For many anadromous fishes, such as striped bass, the strength of their 'year class' (fish hatched in a given year) is determined in the early life stages, sometimes in the first month of life.
Houde and Connelly will investigate population patterns for these juvenile anadromous fish, examining differences in reproductive success among species and among Bay tributaries. Since these less-than-year-old fish are not harvested on a large scale, the explanation has to be an environmental impact on reproductive success. Their answers, they hope, will help inform managers on the status of tributary systems.
To dig deeper, they'll analyze Chesapeake Bay Program monitoring surveys and historic Maryland DNR data sets, searching for patterns as fish abundances rise and fall.
"We proposed to undertake a relatively comprehensive study looking back at the 60-year data set to understand what the causes were, and understand how things like temperature affect reproductive success," says Houde, who'll investigate temperature, salinity patterns, and freshwater flow.
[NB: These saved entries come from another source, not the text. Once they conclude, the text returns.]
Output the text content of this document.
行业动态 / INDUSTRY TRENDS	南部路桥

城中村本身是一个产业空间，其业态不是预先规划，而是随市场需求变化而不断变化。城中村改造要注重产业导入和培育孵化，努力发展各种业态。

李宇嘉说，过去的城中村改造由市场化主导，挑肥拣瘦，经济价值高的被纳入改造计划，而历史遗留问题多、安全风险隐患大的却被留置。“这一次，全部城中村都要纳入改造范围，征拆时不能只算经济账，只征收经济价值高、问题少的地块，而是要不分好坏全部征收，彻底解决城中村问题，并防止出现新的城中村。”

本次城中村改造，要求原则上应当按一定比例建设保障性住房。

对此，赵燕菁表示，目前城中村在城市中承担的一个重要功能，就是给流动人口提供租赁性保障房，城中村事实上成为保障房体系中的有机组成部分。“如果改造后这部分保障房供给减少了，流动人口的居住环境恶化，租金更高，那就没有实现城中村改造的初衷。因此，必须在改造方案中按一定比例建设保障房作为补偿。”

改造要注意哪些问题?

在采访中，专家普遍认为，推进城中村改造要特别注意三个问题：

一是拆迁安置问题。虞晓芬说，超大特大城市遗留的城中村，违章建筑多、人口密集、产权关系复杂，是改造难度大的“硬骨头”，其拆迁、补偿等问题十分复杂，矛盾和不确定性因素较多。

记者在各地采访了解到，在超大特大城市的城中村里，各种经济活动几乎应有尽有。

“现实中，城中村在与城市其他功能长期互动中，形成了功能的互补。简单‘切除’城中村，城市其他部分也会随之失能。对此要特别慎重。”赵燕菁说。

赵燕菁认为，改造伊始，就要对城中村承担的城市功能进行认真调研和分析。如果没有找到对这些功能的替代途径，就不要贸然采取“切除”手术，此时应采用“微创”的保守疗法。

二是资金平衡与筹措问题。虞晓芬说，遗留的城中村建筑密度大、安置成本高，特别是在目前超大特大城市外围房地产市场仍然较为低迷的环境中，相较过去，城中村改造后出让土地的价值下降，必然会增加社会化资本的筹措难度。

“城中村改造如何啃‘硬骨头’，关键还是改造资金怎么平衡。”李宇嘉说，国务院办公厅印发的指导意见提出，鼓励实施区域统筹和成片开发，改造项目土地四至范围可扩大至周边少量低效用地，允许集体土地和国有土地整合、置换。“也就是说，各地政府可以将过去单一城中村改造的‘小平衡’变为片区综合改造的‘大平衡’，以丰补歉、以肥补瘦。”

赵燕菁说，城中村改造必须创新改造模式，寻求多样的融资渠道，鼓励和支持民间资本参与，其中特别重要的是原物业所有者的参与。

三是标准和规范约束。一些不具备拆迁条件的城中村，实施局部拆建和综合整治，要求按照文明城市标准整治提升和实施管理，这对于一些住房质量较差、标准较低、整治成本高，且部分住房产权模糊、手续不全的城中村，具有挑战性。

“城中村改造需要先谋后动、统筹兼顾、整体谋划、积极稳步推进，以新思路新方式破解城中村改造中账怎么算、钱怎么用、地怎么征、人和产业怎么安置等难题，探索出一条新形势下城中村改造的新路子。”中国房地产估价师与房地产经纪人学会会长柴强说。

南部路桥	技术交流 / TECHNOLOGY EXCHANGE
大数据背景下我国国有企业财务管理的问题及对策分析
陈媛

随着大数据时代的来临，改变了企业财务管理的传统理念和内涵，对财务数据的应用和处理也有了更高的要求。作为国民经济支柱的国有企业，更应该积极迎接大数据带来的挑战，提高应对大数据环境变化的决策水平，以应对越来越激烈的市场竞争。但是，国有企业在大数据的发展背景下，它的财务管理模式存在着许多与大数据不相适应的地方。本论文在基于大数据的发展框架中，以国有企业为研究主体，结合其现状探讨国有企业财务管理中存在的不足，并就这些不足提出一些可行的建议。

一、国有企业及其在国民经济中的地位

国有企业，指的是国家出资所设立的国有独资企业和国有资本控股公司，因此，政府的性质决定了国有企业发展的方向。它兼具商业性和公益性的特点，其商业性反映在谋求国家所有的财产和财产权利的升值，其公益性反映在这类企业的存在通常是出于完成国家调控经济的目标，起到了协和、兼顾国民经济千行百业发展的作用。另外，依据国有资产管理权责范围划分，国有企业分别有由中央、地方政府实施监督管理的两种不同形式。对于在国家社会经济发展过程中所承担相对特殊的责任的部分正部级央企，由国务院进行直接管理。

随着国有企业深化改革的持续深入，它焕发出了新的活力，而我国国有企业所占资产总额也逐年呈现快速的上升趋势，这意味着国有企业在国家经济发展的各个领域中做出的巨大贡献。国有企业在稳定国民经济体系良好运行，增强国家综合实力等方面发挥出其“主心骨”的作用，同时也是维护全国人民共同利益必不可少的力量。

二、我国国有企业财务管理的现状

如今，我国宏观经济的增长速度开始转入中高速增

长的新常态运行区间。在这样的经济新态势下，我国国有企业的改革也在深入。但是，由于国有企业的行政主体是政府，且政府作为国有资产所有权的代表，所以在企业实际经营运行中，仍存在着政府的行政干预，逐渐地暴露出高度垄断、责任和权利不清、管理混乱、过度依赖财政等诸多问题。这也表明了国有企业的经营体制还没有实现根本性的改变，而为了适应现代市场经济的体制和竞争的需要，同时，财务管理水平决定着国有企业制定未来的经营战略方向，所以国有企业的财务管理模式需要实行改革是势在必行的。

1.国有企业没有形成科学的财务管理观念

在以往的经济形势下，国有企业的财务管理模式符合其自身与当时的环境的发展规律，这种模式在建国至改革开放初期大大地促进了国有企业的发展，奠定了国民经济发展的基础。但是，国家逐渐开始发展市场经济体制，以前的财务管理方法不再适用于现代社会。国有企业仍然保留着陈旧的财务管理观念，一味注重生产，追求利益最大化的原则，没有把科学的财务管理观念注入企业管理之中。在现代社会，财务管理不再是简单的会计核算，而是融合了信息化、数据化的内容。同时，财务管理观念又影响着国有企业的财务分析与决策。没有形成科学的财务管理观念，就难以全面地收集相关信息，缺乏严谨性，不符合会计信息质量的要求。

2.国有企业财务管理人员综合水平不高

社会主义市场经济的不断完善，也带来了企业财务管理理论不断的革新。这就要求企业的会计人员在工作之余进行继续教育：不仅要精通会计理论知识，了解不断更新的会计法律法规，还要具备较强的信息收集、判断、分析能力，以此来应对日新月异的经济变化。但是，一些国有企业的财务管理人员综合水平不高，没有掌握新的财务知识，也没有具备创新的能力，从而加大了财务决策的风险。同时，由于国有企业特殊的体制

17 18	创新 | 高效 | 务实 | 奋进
In the spring, high freshwater flow often means higher zooplankton and plankton production, which supports fish production.
"You have to have the right combination of flow, temperature, and food at the right times," says Houde, whose team will see if those criteria are similar for every species. Eventually, they would like to develop forecasting models to look at flow, temperature, and plankton production and be able to predict the abundance for species such as juvenile striped bass.
Challenges ahead
To complete their research, Secor and Houde must overcome bumps in the road. Last year, the Fisheries Science Program awarded funding to both studies, but there wasn't a call for studies to fund this year. Both say they need to find another funding source to be able to wrap up their studies.
In addition, fisheries scientists everywhere will be looking ahead to how fish populations will be affected as the environment changes — which seem to be imminent. "The fisheries challenge will be to understand how these populations of fish are resilient to absorbing future changes and shock, like climate change," Secor says.